Request to api.github.com still returns nothing

#+begin_src emacs-lisp
  (my-retrieve-synchronous
   "https://api.github.com/repos/dzop/emacs-zmq/releases/tags/v0.10.9")
#+end_src

#+RESULTS:

Request to HTTP version still returns nothing

#+begin_src emacs-lisp
  (my-retrieve-synchronous
   "http://api.github.com/repos/dzop/emacs-zmq/releases/tags/v0.10.9")
#+end_src

#+RESULTS:

Request to a different URL on api.github.com still returns nothing

#+begin_src emacs-lisp
  (my-retrieve-synchronous
   "https://api.github.com/repos/conda/conda/releases/tags/4.6.14")
#+end_src

#+RESULTS:

Note I was having some trouble consistently reproducing the effect where calling url-retrieve once will allow subsequent url-retrieve-synchronously to work -- sometimes it works, sometimes it doesn't. The requests started giving me an API rate limit exceeded preventing me from further testing to figure out reproducible conditions.

nnicandro commented 5 years ago

One thing I noticed when comparing to your failed download to your successful download is the (:peer (:certificate ... stuff on the http -> Activating callback in buffer line in the successful download output.
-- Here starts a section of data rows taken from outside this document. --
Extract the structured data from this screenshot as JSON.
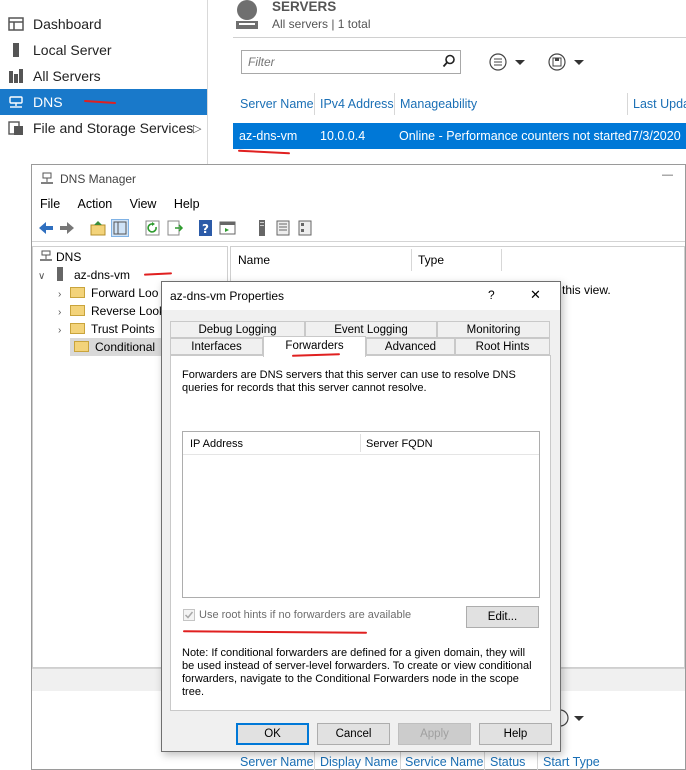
{
  "server_manager": {
    "nav": [
      {
        "label": "Dashboard",
        "icon": "dashboard-icon"
      },
      {
        "label": "Local Server",
        "icon": "local-server-icon"
      },
      {
        "label": "All Servers",
        "icon": "all-servers-icon"
      },
      {
        "label": "DNS",
        "icon": "dns-icon",
        "active": true
      },
      {
        "label": "File and Storage Services",
        "icon": "file-storage-icon",
        "chevron": "▷"
      }
    ],
    "servers": {
      "title": "SERVERS",
      "subtitle": "All servers | 1 total",
      "filter_placeholder": "Filter",
      "columns": [
        "Server Name",
        "IPv4 Address",
        "Manageability",
        "Last Upda"
      ],
      "rows": [
        {
          "server_name": "az-dns-vm",
          "ipv4": "10.0.0.4",
          "manageability": "Online - Performance counters not started",
          "last_update": "7/3/2020"
        }
      ]
    },
    "services": {
      "columns": [
        "Server Name",
        "Display Name",
        "Service Name",
        "Status",
        "Start Type"
      ]
    }
  },
  "dns_manager": {
    "title": "DNS Manager",
    "minimize": "—",
    "menu": [
      "File",
      "Action",
      "View",
      "Help"
    ],
    "tree": {
      "root": "DNS",
      "server": "az-dns-vm",
      "children": [
        "Forward Loo",
        "Reverse Look",
        "Trust Points",
        "Conditional"
      ]
    },
    "list_columns": [
      "Name",
      "Type"
    ],
    "empty_text": "this view."
  },
  "dialog": {
    "title": "az-dns-vm Properties",
    "help": "?",
    "close": "✕",
    "tabs_row1": [
      "Debug Logging",
      "Event Logging",
      "Monitoring"
    ],
    "tabs_row2": [
      "Interfaces",
      "Forwarders",
      "Advanced",
      "Root Hints"
    ],
    "selected_tab": "Forwarders",
    "description": "Forwarders are DNS servers that this server can use to resolve DNS queries for records that this server cannot resolve.",
    "table_columns": [
      "IP Address",
      "Server FQDN"
    ],
    "checkbox_label": "Use root hints if no forwarders are available",
    "checkbox_checked": true,
    "edit_button": "Edit...",
    "note": "Note: If conditional forwarders are defined for a given domain, they will be used instead of server-level forwarders.  To create or view conditional forwarders, navigate to the Conditional Forwarders node in the scope tree.",
    "buttons": {
      "ok": "OK",
      "cancel": "Cancel",
      "apply": "Apply",
      "help": "Help"
    }
  },
  "colors": {
    "accent": "#1979ca",
    "selection": "#0078d7",
    "annotation": "#e02020"
  }
}
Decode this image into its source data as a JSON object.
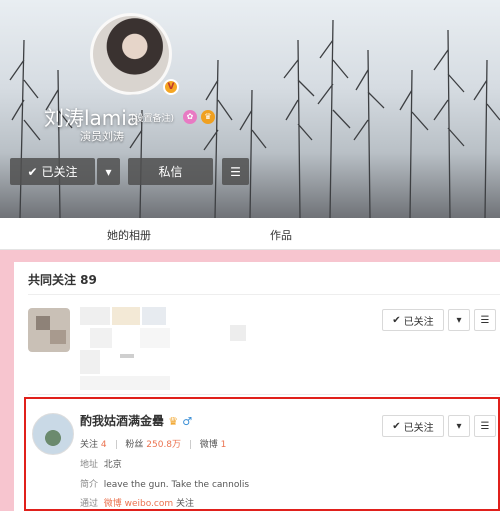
{
  "profile": {
    "name": "刘涛lamia",
    "remark": "(设置备注)",
    "subtitle": "演员刘涛",
    "verified_badge": "V",
    "follow_button": "已关注",
    "message_button": "私信",
    "icons": [
      "check-icon",
      "chevron-down-icon",
      "menu-icon"
    ]
  },
  "tabs": {
    "album": "她的相册",
    "works": "作品"
  },
  "mutual": {
    "title": "共同关注 89"
  },
  "users": [
    {
      "follow_label": "已关注"
    },
    {
      "name": "酌我姑酒满金罍",
      "gender_icon": "♂",
      "following_label": "关注",
      "following_count": "4",
      "fans_label": "粉丝",
      "fans_count": "250.8万",
      "weibo_label": "微博",
      "weibo_count": "1",
      "location_label": "地址",
      "location": "北京",
      "bio_label": "简介",
      "bio": "leave the gun. Take the cannolis",
      "via_label": "通过",
      "via_source": "微博 weibo.com",
      "via_suffix": "关注",
      "follow_label": "已关注"
    }
  ],
  "colors": {
    "background": "#f7c5cf",
    "highlight": "#e0201b",
    "accent": "#eb7350"
  }
}
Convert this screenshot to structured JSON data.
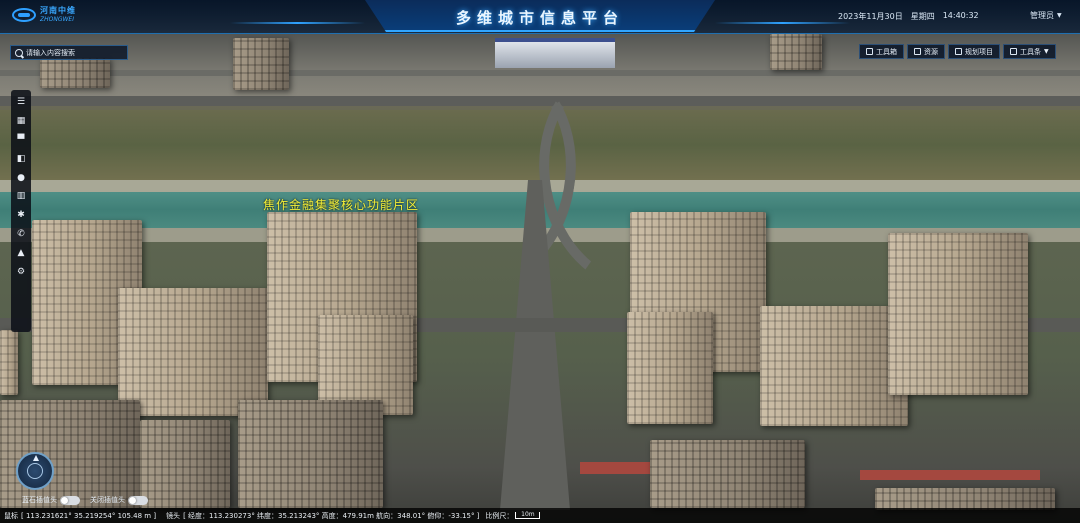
{
  "header": {
    "title": "多维城市信息平台",
    "logo_cn": "河南中维",
    "logo_en": "ZHONGWEI",
    "date": "2023年11月30日",
    "weekday": "星期四",
    "time": "14:40:32",
    "user_menu": "管理员"
  },
  "search": {
    "placeholder": "请输入内容搜索"
  },
  "toolbar": {
    "items": [
      {
        "label": "工具箱",
        "icon": "toolbox-icon"
      },
      {
        "label": "资源",
        "icon": "resource-icon"
      },
      {
        "label": "规划项目",
        "icon": "planning-icon"
      },
      {
        "label": "工具条",
        "icon": "toolbar-icon"
      }
    ]
  },
  "sidetools": {
    "icons": [
      "menu-icon",
      "layers-icon",
      "comment-icon",
      "layout-icon",
      "chat-icon",
      "chart-icon",
      "sun-icon",
      "phone-icon",
      "building-icon",
      "settings-icon"
    ]
  },
  "map": {
    "label": "焦作金融集聚核心功能片区"
  },
  "toggles": {
    "blue_sky": "蓝石插值头",
    "close_head": "关闭插值头"
  },
  "status": {
    "coords_label": "鼠标",
    "coords": "[ 113.231621°  35.219254°  105.48 m ]",
    "camera_label": "镜头",
    "camera": "[ 经度：113.230273°  纬度：35.213243°  高度：479.91m  航向：348.01°  俯仰：-33.15° ]",
    "scale_label": "比例尺：",
    "scale_value": "10m"
  },
  "colors": {
    "accent": "#2fa2ff",
    "label": "#f3ef38",
    "header_bg": "#0a1a30"
  }
}
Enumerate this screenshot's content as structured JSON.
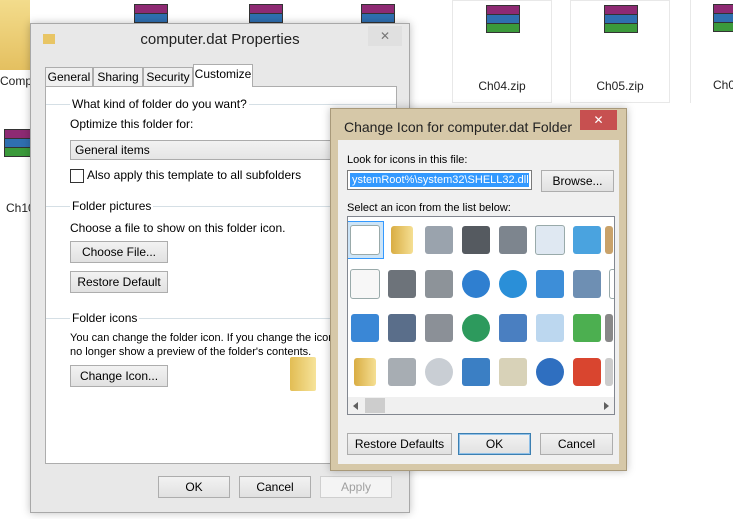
{
  "background_files": [
    {
      "label": "Compu"
    },
    {
      "label": ""
    },
    {
      "label": ""
    },
    {
      "label": ""
    },
    {
      "label": "Ch04.zip"
    },
    {
      "label": "Ch05.zip"
    },
    {
      "label": "Ch0"
    },
    {
      "label": "Ch10"
    }
  ],
  "properties_dialog": {
    "title": "computer.dat Properties",
    "tabs": [
      "General",
      "Sharing",
      "Security",
      "Customize"
    ],
    "active_tab": "Customize",
    "folder_type": {
      "heading": "What kind of folder do you want?",
      "optimize_label": "Optimize this folder for:",
      "optimize_value": "General items",
      "template_checkbox_label": "Also apply this template to all subfolders"
    },
    "folder_pictures": {
      "heading": "Folder pictures",
      "description": "Choose a file to show on this folder icon.",
      "choose_file_button": "Choose File...",
      "restore_default_button": "Restore Default"
    },
    "folder_icons": {
      "heading": "Folder icons",
      "description_line1": "You can change the folder icon. If you change the icon,",
      "description_line2": "no longer show a preview of the folder's contents.",
      "change_icon_button": "Change Icon..."
    },
    "buttons": {
      "ok": "OK",
      "cancel": "Cancel",
      "apply": "Apply"
    }
  },
  "change_icon_dialog": {
    "title": "Change Icon for computer.dat Folder",
    "look_for_label": "Look for icons in this file:",
    "file_path_value": "ystemRoot%\\system32\\SHELL32.dll",
    "browse_button": "Browse...",
    "select_label": "Select an icon from the list below:",
    "icons": [
      "document-icon",
      "folder-icon",
      "drive-icon",
      "chip-icon",
      "printer-icon",
      "clock-document-icon",
      "monitor-icon",
      "partial-icon",
      "text-document-icon",
      "network-drive-icon",
      "network-server-icon",
      "globe-icon",
      "globe-network-icon",
      "control-panel-icon",
      "shell-icon",
      "shortcut-icon",
      "window-icon",
      "floppy-icon",
      "disconnected-drive-icon",
      "globe-cursor-icon",
      "network-icon",
      "search-icon",
      "recycle-arrow-icon",
      "partial-icon-2",
      "folder-icon-2",
      "removable-drive-icon",
      "cd-drive-icon",
      "desktop-monitor-icon",
      "calculator-icon",
      "help-icon",
      "power-icon",
      "partial-icon-3"
    ],
    "buttons": {
      "restore_defaults": "Restore Defaults",
      "ok": "OK",
      "cancel": "Cancel"
    },
    "close_glyph": "✕"
  },
  "colors": {
    "accent": "#3399ff",
    "close_red": "#c75050",
    "dialog_frame": "#d6c8a8",
    "window_frame": "#e8e8e8"
  }
}
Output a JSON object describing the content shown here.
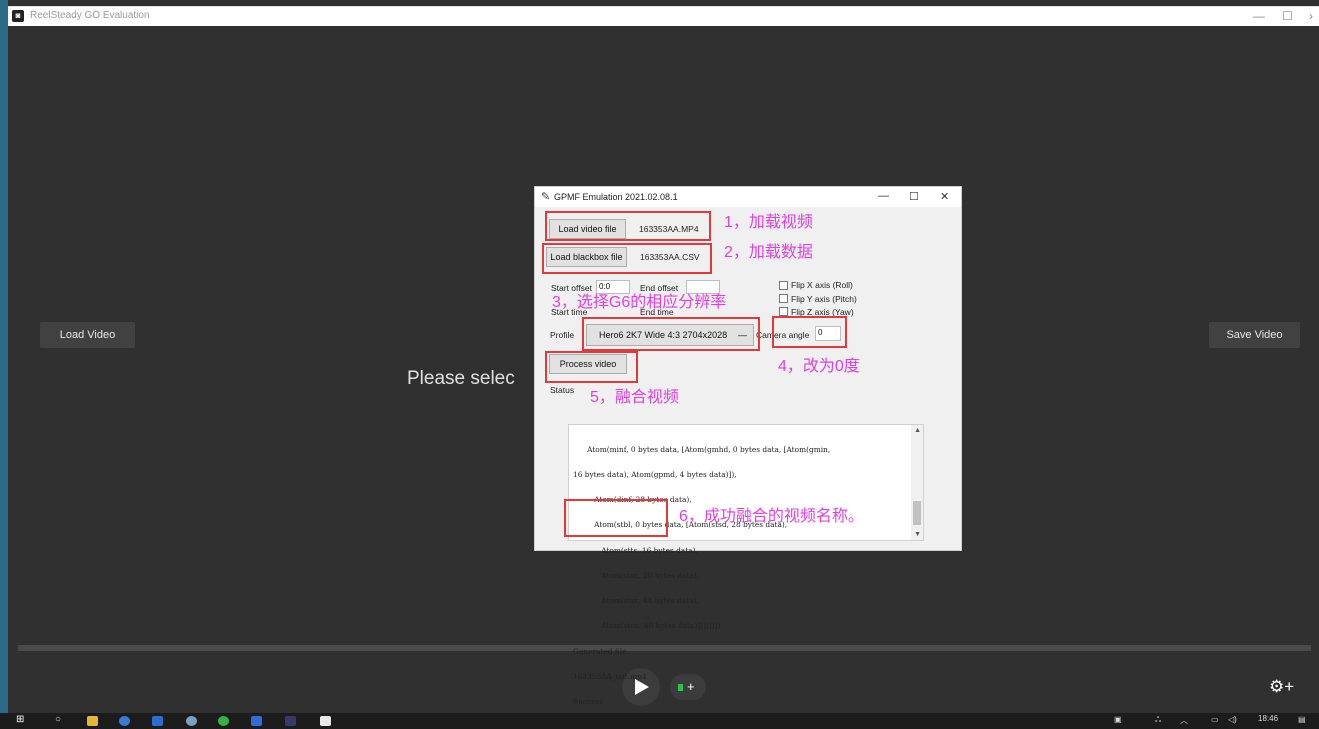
{
  "app": {
    "title": "ReelSteady GO Evaluation",
    "load_video_label": "Load Video",
    "save_video_label": "Save Video",
    "placeholder_text": "Please selec"
  },
  "dialog": {
    "title": "GPMF Emulation 2021.02.08.1",
    "load_video_button": "Load video file",
    "video_file_name": "163353AA.MP4",
    "load_blackbox_button": "Load blackbox file",
    "blackbox_file_name": "163353AA.CSV",
    "start_offset_label": "Start offset",
    "start_offset_value": "0:0",
    "end_offset_label": "End offset",
    "end_offset_value": "",
    "start_time_label": "Start time",
    "end_time_label": "End time",
    "flip_x_label": "Flip X axis (Roll)",
    "flip_y_label": "Flip Y axis (Pitch)",
    "flip_z_label": "Flip Z axis (Yaw)",
    "profile_label": "Profile",
    "profile_value": "Hero6 2K7 Wide 4:3 2704x2028",
    "camera_angle_label": "Camera angle",
    "camera_angle_value": "0",
    "process_button": "Process video",
    "status_label": "Status",
    "log_lines": [
      "      Atom(minf, 0 bytes data, [Atom(gmhd, 0 bytes data, [Atom(gmin,",
      "16 bytes data), Atom(gpmd, 4 bytes data)]),",
      "         Atom(dinf, 28 bytes data),",
      "         Atom(stbl, 0 bytes data, [Atom(stsd, 28 bytes data),",
      "            Atom(stts, 16 bytes data),",
      "            Atom(stsc, 20 bytes data),",
      "            Atom(stsz, 44 bytes data),",
      "            Atom(stco, 40 bytes data)])])])])",
      "Generated file",
      "163353AA_out.mp4",
      "Success"
    ]
  },
  "annotations": {
    "step1": "1，加载视频",
    "step2": "2，加载数据",
    "step3": "3，选择G6的相应分辨率",
    "step4": "4，改为0度",
    "step5": "5，融合视频",
    "step6": "6，成功融合的视频名称。"
  },
  "taskbar": {
    "clock": "18:46"
  },
  "colors": {
    "annotation_box": "#e23a3a",
    "annotation_text": "#e040e0",
    "app_background": "#303030",
    "taskbar": "#1c1c1c"
  }
}
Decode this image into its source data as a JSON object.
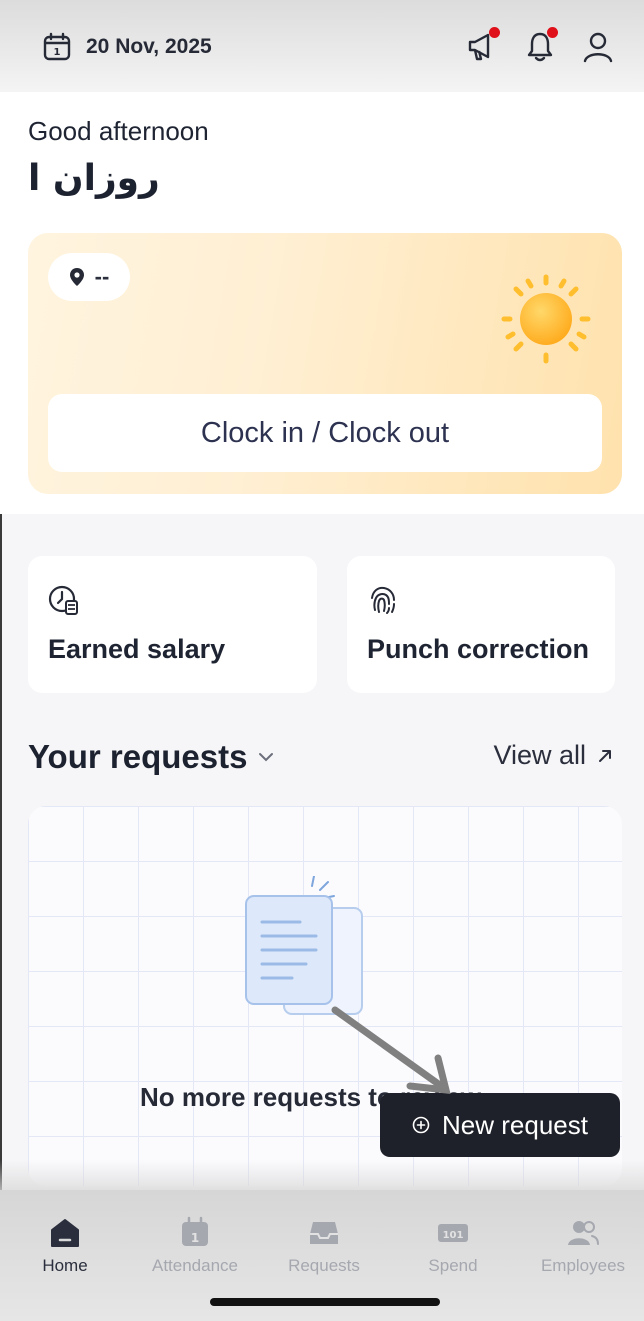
{
  "header": {
    "date": "20 Nov, 2025",
    "icons": [
      "calendar-icon",
      "megaphone-icon",
      "bell-icon",
      "user-icon"
    ],
    "notification_color": "#e0101a"
  },
  "greeting": {
    "text": "Good afternoon",
    "name": "روزان ا"
  },
  "clock": {
    "location": "--",
    "button_label": "Clock in / Clock out",
    "icons": [
      "location-pin-icon",
      "sun-icon"
    ]
  },
  "actions": [
    {
      "label": "Earned salary",
      "icon": "salary-clock-icon"
    },
    {
      "label": "Punch correction",
      "icon": "fingerprint-icon"
    }
  ],
  "requests": {
    "title": "Your requests",
    "view_all": "View all",
    "empty_text": "No more requests to review",
    "new_request": "New request"
  },
  "nav": [
    {
      "label": "Home",
      "icon": "home-icon",
      "active": true
    },
    {
      "label": "Attendance",
      "icon": "calendar-icon"
    },
    {
      "label": "Requests",
      "icon": "inbox-icon"
    },
    {
      "label": "Spend",
      "icon": "money-icon"
    },
    {
      "label": "Employees",
      "icon": "users-icon"
    }
  ],
  "colors": {
    "accent_dark": "#1e2129",
    "clock_card_gradient": [
      "#fff4df",
      "#ffe2ad"
    ],
    "sun": "#ffb21e"
  }
}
This is nil for the failed download. Maybe it has something to do with network security? Can you try setting network-security-level to low (https://www.gnu.org/software/emacs/manual/html_node/emacs/Network-Security.html) so we can rule that out.

jackkamm commented 5 years ago

Just tried this and unfortunately didn't work :/

nnicandro commented 5 years ago

This bug report makes me think it still has something to do with network security since it mentions a problem where only the HTTP headers are returned. Does the variable system-configuration-features contain GNUTLS on your system?

jackkamm commented 5 years ago

Yes it does.

nnicandro commented 5 years ago

OK, I figured out why Travis sometimes downloads the module and sometimes doesn't. Its because the API rate limit is hit on Travis sometimes. On Appveyor, its because Emacs on Windows doesn't come with built-in support to handle HTTPS links.

I've just pushed a change that tries to download the module using curl, then wget and falls back to url-retrieve as a last resort.

jackkamm commented 5 years ago

Thanks, it works now :)

jack@jaheira:~/src/emacs-zmq (git)-[master]- % make test
emacs -nw -Q -batch -L . -l ert -l zmq-tests.el \
    --eval "(ert-run-tests-batch-and-exit)"
Checking for compatible module binary to download
Downloading https://github.com/dzop/emacs-zmq/releases/download/v0.10.9/emacs-zmq-x86_64-linux-gnu.tar.gz
Verifying sha256 signature of emacs-zmq-x86_64-linux-gnu.tar.gz
uncompressing emacs-zmq-x86_64-linux-gnu.tar.gz...
uncompressing emacs-zmq-x86_64-linux-gnu.tar.gz...done
Parsing tar file...
Parsing tar file...done
Extracting emacs-zmq-x86_64-linux-gnu/
Extracting emacs-zmq-x86_64-linux-gnu/emacs-zmq.so
ZMQ Version: 4.3.1
Running 11 tests (2019-05-16 15:00:38-0700)
...